The trial court's charge to the jury included a complete and instructive definition of proximate cause. However, plaintiffs allege that the instruction on this principle of law was directed by the court only to the issue of defendant's negligence, and that the jury was not adequately instructed that the child's contributory negligence could bar recovery only if it also was a proximate cause of the accident. In its charge the court stated:

[84 NJSuper Page 390]

"In other words, the burden of proving contributory negligence is upon the one who asserts it, in this case, the defendant.

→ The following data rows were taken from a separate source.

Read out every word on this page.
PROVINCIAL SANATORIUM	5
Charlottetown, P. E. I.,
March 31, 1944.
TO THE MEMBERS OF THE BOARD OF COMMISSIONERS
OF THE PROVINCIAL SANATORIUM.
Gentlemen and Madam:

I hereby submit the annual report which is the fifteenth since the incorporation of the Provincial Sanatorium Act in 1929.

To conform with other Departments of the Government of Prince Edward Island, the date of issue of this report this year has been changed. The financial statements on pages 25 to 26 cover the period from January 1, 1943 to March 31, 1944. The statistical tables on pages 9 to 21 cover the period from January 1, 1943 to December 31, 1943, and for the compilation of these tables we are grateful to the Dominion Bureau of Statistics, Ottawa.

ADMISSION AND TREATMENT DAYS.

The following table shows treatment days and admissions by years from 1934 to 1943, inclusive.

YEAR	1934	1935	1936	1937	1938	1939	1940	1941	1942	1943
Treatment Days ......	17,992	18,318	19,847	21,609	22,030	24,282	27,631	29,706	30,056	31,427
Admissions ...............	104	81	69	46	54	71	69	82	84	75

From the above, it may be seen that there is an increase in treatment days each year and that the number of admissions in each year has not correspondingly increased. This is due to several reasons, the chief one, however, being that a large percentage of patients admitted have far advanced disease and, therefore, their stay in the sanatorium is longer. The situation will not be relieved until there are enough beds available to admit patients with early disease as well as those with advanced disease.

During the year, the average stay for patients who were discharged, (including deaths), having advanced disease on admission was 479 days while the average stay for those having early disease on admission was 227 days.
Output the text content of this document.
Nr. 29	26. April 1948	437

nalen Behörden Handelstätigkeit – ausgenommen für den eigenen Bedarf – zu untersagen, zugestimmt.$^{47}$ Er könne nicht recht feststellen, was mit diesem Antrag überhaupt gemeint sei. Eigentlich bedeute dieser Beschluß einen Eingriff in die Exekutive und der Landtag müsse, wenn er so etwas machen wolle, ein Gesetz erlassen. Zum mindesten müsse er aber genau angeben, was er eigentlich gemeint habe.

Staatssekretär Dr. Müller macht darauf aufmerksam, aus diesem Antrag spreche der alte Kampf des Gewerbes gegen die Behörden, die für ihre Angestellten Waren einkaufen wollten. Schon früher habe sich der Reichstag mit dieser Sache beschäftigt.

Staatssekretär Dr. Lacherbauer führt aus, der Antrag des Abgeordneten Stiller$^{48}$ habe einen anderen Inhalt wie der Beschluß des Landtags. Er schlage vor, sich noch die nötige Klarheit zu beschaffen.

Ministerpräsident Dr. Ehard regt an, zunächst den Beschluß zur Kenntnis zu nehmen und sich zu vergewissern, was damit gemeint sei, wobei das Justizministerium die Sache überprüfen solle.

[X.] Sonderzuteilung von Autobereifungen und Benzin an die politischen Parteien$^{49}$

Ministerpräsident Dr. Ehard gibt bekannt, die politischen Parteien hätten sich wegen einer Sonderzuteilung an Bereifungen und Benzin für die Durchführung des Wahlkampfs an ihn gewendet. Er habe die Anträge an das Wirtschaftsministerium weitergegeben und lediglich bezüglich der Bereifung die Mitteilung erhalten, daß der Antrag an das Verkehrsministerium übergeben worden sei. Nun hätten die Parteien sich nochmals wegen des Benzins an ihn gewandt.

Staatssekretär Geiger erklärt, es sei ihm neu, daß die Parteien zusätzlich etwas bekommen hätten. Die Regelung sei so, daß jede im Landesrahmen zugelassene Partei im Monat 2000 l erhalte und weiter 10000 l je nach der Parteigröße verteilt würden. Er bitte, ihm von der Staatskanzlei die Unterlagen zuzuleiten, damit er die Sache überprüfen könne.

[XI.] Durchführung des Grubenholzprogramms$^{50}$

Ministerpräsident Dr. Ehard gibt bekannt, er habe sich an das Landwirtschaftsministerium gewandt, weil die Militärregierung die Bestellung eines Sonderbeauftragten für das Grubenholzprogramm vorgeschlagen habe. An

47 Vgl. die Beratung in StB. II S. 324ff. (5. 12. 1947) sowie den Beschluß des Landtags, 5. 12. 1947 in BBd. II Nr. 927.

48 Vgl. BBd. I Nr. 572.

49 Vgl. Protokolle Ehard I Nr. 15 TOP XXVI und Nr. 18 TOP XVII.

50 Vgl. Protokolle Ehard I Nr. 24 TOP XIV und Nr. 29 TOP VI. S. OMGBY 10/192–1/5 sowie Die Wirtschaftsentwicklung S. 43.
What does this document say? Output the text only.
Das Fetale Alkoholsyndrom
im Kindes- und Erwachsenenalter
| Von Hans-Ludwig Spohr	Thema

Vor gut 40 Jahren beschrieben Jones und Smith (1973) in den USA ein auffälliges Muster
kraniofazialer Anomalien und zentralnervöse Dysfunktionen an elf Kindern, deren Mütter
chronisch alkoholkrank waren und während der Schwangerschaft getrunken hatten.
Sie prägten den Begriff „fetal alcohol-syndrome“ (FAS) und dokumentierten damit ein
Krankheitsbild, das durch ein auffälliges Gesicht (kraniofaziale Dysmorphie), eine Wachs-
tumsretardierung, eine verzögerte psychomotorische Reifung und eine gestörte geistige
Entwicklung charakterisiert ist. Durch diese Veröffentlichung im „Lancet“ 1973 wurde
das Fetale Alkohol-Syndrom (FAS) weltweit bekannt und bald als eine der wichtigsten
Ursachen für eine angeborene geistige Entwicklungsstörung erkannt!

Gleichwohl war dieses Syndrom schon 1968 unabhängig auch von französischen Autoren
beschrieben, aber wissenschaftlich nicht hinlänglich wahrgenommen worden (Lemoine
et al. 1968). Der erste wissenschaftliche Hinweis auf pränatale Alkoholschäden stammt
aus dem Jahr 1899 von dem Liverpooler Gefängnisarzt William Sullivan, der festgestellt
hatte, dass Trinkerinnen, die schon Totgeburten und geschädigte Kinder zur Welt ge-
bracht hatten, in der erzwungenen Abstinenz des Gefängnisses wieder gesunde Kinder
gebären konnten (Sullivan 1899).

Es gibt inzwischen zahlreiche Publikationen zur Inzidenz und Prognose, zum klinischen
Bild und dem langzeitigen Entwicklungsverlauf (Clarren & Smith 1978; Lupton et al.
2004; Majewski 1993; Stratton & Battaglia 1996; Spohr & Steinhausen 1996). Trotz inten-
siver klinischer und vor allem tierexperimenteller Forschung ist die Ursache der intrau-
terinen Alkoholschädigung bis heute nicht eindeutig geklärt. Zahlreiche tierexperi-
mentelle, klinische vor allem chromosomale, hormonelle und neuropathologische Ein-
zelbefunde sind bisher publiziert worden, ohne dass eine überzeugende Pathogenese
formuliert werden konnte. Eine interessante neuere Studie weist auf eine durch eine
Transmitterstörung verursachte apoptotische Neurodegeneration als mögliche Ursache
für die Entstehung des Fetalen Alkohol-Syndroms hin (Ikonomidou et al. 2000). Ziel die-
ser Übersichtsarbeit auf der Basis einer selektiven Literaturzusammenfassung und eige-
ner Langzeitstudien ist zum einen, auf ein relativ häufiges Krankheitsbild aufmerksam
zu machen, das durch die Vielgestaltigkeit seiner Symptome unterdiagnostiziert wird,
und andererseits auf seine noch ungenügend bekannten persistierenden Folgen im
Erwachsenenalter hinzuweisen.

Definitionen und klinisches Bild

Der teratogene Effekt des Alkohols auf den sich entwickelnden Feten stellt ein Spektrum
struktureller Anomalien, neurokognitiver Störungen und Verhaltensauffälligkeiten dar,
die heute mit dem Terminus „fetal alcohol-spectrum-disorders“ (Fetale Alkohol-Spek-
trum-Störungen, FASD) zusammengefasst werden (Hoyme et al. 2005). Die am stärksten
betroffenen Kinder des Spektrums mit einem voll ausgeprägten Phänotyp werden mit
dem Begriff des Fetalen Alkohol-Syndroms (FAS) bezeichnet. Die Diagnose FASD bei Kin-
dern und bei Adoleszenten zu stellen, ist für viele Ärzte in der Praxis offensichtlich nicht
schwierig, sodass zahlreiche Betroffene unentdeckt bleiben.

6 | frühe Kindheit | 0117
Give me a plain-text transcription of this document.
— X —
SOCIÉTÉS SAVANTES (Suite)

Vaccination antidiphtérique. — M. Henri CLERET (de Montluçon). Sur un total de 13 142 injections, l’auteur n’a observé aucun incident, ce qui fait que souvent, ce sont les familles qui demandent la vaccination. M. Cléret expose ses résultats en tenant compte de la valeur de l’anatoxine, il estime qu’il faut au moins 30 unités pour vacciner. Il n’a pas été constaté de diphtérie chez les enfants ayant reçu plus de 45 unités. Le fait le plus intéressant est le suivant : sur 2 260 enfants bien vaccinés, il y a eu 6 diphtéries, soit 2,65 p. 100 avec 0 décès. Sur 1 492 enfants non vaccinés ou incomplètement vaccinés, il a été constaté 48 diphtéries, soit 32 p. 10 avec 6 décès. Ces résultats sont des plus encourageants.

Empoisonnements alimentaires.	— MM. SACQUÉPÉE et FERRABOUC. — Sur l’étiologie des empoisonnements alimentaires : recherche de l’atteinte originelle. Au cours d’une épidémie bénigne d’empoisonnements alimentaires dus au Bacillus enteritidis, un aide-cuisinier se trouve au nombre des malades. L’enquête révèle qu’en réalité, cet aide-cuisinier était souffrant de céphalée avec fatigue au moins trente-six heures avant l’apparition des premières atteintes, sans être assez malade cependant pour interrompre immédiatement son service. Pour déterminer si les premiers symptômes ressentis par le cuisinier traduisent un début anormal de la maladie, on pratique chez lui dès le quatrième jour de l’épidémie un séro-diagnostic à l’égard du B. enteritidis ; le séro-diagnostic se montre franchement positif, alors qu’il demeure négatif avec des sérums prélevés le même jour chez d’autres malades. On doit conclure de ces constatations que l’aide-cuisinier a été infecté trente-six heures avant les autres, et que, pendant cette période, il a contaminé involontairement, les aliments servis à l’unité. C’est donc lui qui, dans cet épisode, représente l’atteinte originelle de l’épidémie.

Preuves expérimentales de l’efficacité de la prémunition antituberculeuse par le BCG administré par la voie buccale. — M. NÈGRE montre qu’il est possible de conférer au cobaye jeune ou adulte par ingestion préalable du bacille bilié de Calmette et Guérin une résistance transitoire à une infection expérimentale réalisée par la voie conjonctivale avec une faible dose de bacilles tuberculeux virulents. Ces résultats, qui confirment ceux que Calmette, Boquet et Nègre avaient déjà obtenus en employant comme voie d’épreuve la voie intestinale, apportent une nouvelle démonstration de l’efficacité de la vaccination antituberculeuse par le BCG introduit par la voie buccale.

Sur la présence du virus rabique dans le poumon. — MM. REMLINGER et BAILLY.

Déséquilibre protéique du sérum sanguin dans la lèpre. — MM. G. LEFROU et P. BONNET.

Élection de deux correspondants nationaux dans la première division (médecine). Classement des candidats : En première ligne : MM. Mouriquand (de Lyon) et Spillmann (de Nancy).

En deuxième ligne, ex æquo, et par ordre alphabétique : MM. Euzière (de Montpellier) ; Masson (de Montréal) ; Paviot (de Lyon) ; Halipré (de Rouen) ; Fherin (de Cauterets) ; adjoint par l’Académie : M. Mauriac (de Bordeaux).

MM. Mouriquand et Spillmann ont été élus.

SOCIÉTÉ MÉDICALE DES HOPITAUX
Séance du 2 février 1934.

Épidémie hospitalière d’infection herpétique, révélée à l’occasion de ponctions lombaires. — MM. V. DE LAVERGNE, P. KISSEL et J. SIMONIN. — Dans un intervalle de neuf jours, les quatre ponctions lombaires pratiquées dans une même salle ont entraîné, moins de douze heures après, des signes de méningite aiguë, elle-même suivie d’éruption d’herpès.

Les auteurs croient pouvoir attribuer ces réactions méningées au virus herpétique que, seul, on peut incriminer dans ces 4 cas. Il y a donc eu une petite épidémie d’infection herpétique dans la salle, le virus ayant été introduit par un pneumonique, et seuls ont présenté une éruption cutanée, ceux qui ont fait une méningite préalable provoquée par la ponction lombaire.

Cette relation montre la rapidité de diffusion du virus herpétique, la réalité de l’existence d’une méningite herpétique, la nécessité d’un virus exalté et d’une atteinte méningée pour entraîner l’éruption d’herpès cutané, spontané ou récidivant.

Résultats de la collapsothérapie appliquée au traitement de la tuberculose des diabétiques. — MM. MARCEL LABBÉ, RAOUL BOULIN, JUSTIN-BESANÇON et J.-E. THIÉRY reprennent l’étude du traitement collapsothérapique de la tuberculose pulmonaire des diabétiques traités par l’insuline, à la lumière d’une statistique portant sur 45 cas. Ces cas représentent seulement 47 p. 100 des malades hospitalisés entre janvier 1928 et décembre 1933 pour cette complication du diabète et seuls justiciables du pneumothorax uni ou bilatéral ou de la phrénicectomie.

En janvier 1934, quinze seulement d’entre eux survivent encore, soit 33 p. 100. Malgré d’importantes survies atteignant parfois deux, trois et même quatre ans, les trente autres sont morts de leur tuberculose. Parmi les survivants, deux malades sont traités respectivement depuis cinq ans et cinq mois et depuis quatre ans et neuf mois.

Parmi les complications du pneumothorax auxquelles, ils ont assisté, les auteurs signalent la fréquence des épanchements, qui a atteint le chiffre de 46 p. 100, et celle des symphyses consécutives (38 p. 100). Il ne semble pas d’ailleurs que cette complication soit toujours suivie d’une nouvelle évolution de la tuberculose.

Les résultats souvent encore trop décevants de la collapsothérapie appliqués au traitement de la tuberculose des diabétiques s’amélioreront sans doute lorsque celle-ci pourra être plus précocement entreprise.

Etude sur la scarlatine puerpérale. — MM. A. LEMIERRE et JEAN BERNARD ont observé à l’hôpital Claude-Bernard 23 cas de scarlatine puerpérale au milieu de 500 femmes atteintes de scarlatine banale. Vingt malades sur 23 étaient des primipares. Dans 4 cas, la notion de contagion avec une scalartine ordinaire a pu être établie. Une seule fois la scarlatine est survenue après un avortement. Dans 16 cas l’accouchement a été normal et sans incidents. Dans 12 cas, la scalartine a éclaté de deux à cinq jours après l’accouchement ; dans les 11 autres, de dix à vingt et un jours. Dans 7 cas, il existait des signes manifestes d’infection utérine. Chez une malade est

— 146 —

Therefore, the defendant must demonstrate to your satisfaction that the plaintiff was negligent and that that negligence contributed to the injury, as I have already indicated to you." (Emphasis added)

In Kreis v. Owens , 38 N.J. Super. 148, 155 (App. Div. 1955), the trial court's reference to "proximate cause" was held to be an inadequate instruction in the absence of a definition and explanation of the term for a jury of laymen. The present case presents the opposite situation. Here the objection is to a charge which gives a full and understandable statement of applicable law but which fails to specifically use the term "proximate cause" in discussing contributory negligence. In Snyder v. Bicking , 115 N.J.L. 549 (E. & A. 1935), the court said:

"In short, contributory negligence must be something, in some measure, no matter how small, jointly causative of the injury. The trial judge did not, it is true, use the phrase 'proximate cause' in connection with contributory negligence, but did say quite plainly that if the plaintiff Samuel Snyder 'did in any way contribute to this accident through his negligence, that is through his failure to operate his car as an ordinarily prudent person would do under the same circumstances, or did something that an ordinary person would not do under the same circumstances, which in any way contributed to the accident, then he cannot recover.'

The word 'contribution' necessarily connotes a share in causation. 'Negligence such as contributes to an accident' is necessarily to some extent causative of it." 115 N.J.L. , at p. 551.

It is clear to us that the jury could not have been misled by the trial court's instruction despite its failure to use the specific words "proximate cause" when it discussed the issue of the infant's contributory negligence. We are satisfied that the members of the jury would have understood the charge on contributory negligence as including the discussion of proximate cause previously given with regard to the issue of defendant's negligence.

A reading of the charge as a whole satisfies us that it presented the law fairly, clearly and completely to the jury. Ristan v. Frantzen , 14 N.J. 455, 461 (1954); Vadurro v.

[84 NJSuper Page 391]

Yellow Cab Co. of Camden , 6 N.J. 102, 107-08 (1950); Abramsky v. Felderbaum , 81 N.J. Super. 1, 7 (App. Div. 1963).

The judgment of the Law Division is affirmed.